I’m here now, mid-life. Wondering where next. Seeking a new horizon and better equipped for the more arduous route I’ll take to reach it. This terrain will be challenging much like the part of a big walk that causes some terror, the ravine on either side of a narrow pathway, the sheer drop that causes your heart to rise in your throat, and your breath to still. These are the points in any journey where I know that I will learn more about myself. That I will grow. Even if that means accepting that I need to find another way because what’s in front of me is just too daunting.
In my everyday life I reference this ‘the impediment is the path’ being the mantra that enables us to ‘build the right thing, in the right way’.
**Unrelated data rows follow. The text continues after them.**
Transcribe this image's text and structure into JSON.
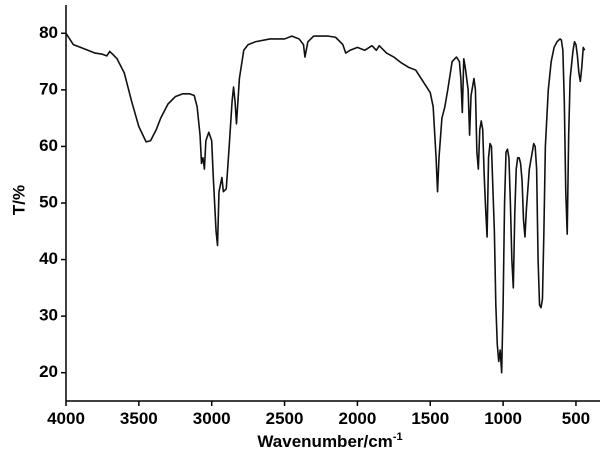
{
  "chart_data": {
    "type": "line",
    "y_label": "T/%",
    "x_label": "Wavenumber/cm",
    "x_label_superscript": "-1",
    "xlim": [
      4000,
      335
    ],
    "ylim": [
      15,
      85
    ],
    "xticks": [
      4000,
      3500,
      3000,
      2500,
      2000,
      1500,
      1000,
      500
    ],
    "yticks": [
      20,
      30,
      40,
      50,
      60,
      70,
      80
    ],
    "color": "#111111",
    "x": [
      4000,
      3950,
      3900,
      3850,
      3800,
      3750,
      3720,
      3700,
      3680,
      3650,
      3600,
      3550,
      3500,
      3450,
      3420,
      3380,
      3350,
      3300,
      3250,
      3200,
      3150,
      3120,
      3100,
      3080,
      3070,
      3060,
      3050,
      3040,
      3020,
      3000,
      2990,
      2970,
      2960,
      2950,
      2930,
      2920,
      2900,
      2880,
      2860,
      2850,
      2840,
      2830,
      2810,
      2780,
      2750,
      2700,
      2600,
      2500,
      2450,
      2400,
      2370,
      2360,
      2340,
      2300,
      2200,
      2150,
      2100,
      2080,
      2050,
      2000,
      1950,
      1900,
      1870,
      1850,
      1800,
      1750,
      1700,
      1650,
      1600,
      1550,
      1500,
      1480,
      1460,
      1450,
      1440,
      1420,
      1400,
      1380,
      1350,
      1320,
      1300,
      1290,
      1280,
      1270,
      1260,
      1240,
      1230,
      1220,
      1200,
      1190,
      1180,
      1170,
      1160,
      1150,
      1140,
      1130,
      1120,
      1110,
      1100,
      1090,
      1080,
      1060,
      1050,
      1040,
      1030,
      1020,
      1010,
      1000,
      990,
      980,
      970,
      960,
      950,
      940,
      930,
      920,
      910,
      900,
      890,
      880,
      870,
      860,
      850,
      840,
      820,
      800,
      790,
      780,
      770,
      760,
      750,
      740,
      730,
      720,
      710,
      690,
      670,
      650,
      630,
      610,
      600,
      590,
      580,
      570,
      560,
      550,
      540,
      520,
      510,
      500,
      490,
      480,
      470,
      460,
      450,
      440
    ],
    "values": [
      80,
      78,
      77.5,
      77,
      76.5,
      76.3,
      76,
      76.8,
      76.3,
      75.5,
      73,
      68,
      63.5,
      60.8,
      61,
      63,
      65,
      67.5,
      68.8,
      69.3,
      69.3,
      69,
      67,
      62,
      57,
      58,
      56,
      61,
      62.5,
      61,
      55,
      45,
      42.5,
      52,
      54.5,
      52,
      52.5,
      60,
      68,
      70.5,
      68,
      64,
      72,
      77,
      78,
      78.5,
      79,
      79,
      79.5,
      79,
      78,
      75.8,
      78.5,
      79.5,
      79.5,
      79.3,
      78,
      76.5,
      77,
      77.5,
      77,
      77.8,
      77,
      77.8,
      76.5,
      75.8,
      74.8,
      74,
      73.5,
      71.5,
      69.5,
      67,
      58,
      52,
      58,
      65,
      67,
      70,
      75,
      75.8,
      75,
      72,
      66,
      75.5,
      74,
      70,
      62,
      69,
      72,
      70,
      59,
      56,
      63,
      64.5,
      63,
      55,
      49,
      44,
      58,
      60.5,
      60,
      45,
      32,
      25,
      22,
      24,
      20,
      32,
      50,
      59,
      59.5,
      58,
      50,
      40,
      35,
      48,
      56,
      58,
      58,
      57,
      54,
      47,
      44,
      49,
      56,
      59,
      60.5,
      60,
      56,
      40,
      32,
      31.5,
      33,
      45,
      60,
      70,
      75,
      77.5,
      78.5,
      79,
      78.8,
      77,
      68,
      52,
      44.5,
      62,
      72,
      77,
      78.5,
      78,
      76,
      73,
      71.5,
      74,
      77.5,
      77
    ]
  }
}
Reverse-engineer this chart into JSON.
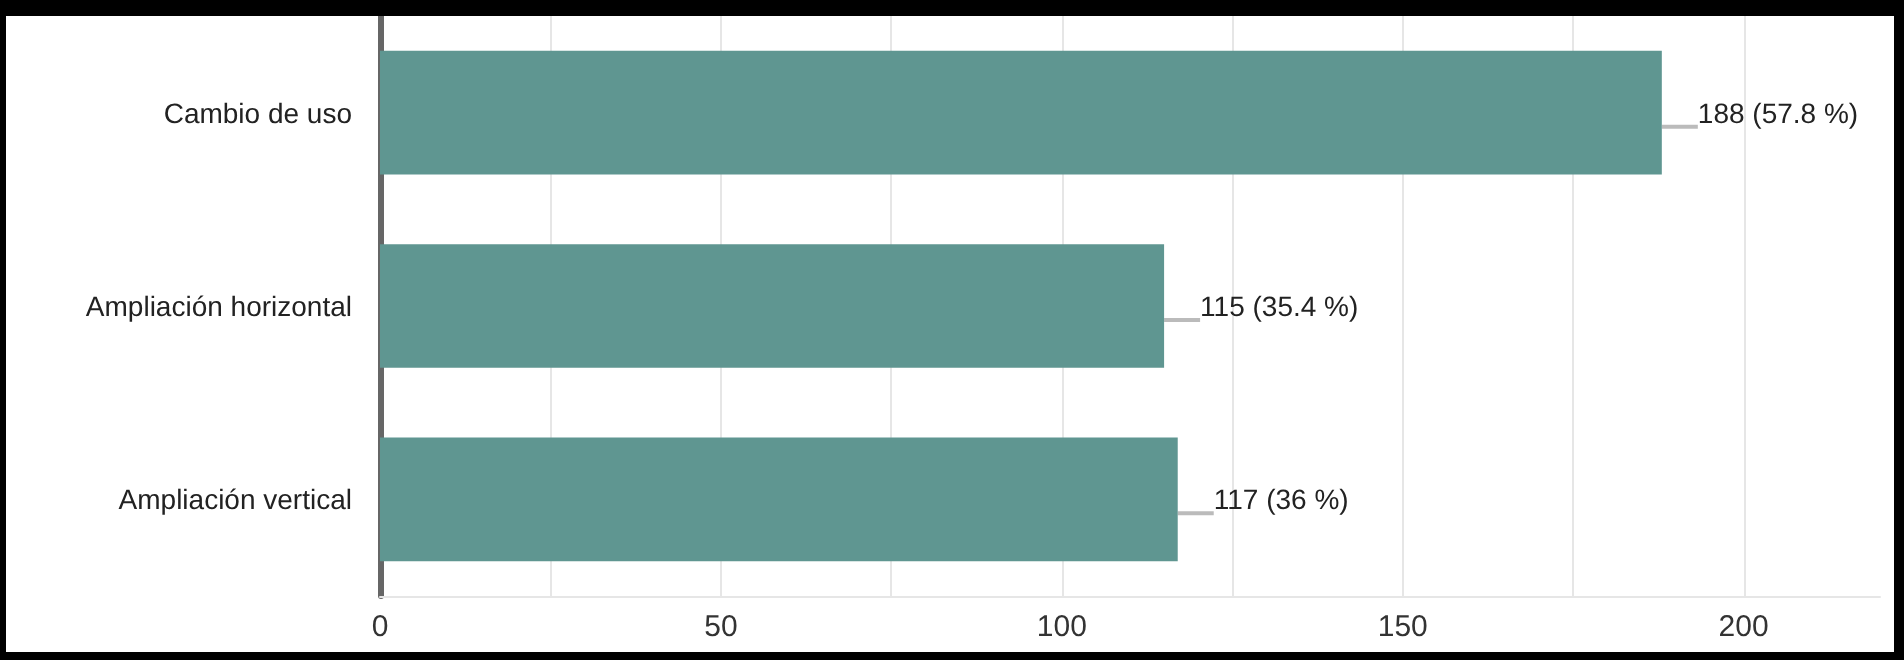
{
  "chart_data": {
    "type": "bar",
    "orientation": "horizontal",
    "categories": [
      "Cambio de uso",
      "Ampliación horizontal",
      "Ampliación vertical"
    ],
    "values": [
      188,
      115,
      117
    ],
    "color": "#5f9691",
    "value_labels": [
      "188 (57.8 %)",
      "115 (35.4 %)",
      "117 (36 %)"
    ],
    "xlim": [
      0,
      220
    ],
    "xticks": [
      0,
      {
        "value": 25,
        "label": null
      },
      50,
      {
        "value": 75,
        "label": null
      },
      100,
      {
        "value": 125,
        "label": null
      },
      150,
      {
        "value": 175,
        "label": null
      },
      200
    ],
    "grid": "x"
  }
}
My everyday life involves a corporate role where I support people who enable change to understand risk. I’ve spent the last 25 years of my working life progressing up the hierarchical ladder; that means I am now identified as a leader. I’m still not sure what that means. I tell my teams it simply means that ‘I’m the one with the map’ but we all have a part to play in the journey we take; we all have a voice and everyone gets heard.
I tell them that we ‘journey together’ but I know my job is to keep them strong, energised, focussed, and enthused by the prospect of what’s ahead for us. My job is to nurture them and enable them to grow and evolve as individuals, in terms of self and in terms of the role they hold on the team sheet. My job is to enable them to get the job done and to enjoy doing it.
I think though that I am reaching the boundary of that career and the conventional existence that I inhabit. The costume I wear to play my part as a leader in a corporate world grows tired and is starting to feel more like a constraint. This want that I have carried for a while - a want to be truer to myself - is becoming uncontainable and I’m starting now to think about how I can lead myself through change.
How can I hold an existence that I might find altogether more fulfilling.
Where can I find peace with what I do every day and the person that I know myself to be.
The wrestle often feels like a knot in a rope that got wet and grew tighter; slow, patient hands help me to untangle it.
It’s taken me a long time to accept the offers of help extended to me.
I’d grown used to being alone in this endeavour.
In the past I’ve been wounded, learning to trust can be challenging. I think of them as beacons. A point on the horizon that enables me to anchor my position, to know where I am and how far I have to travel. I know that also these beacons bring hope, optimism, and often a helping hand when you most need it. They are willing you forward. Encouraging, nurturing, and making space in their life to enable yours.
They soothe, heal and repair the tattered edges that have been ravaged as I’ve travelled. These beacons and their words of encouragement bring value to my work and are the very beginning of my belief that what I do might have worth and value.
They bring oxygen to the tiny ember that I have kindled into existence and that I now need to nurture.
This is where I think you find courage.
It’s in you and it’s given by others.
It comes from all the places that you’ve taken yourself. The highs and lows. The scars and reserves of knowledge that you built through your journeys, which enabled your survival. It also comes from the energy shared by those willing you on, restoring you when your energy is spent. Showing you how if you can’t find a way.
Learning this has taken me more years than may have been necessary.
I find now that my heart guides me forward, often illogical but rooted in something innate that I cannot name. I know now that I cannot not be true to who I am. As I’ve let this guide me there’s been a settling of self that I had not previously known.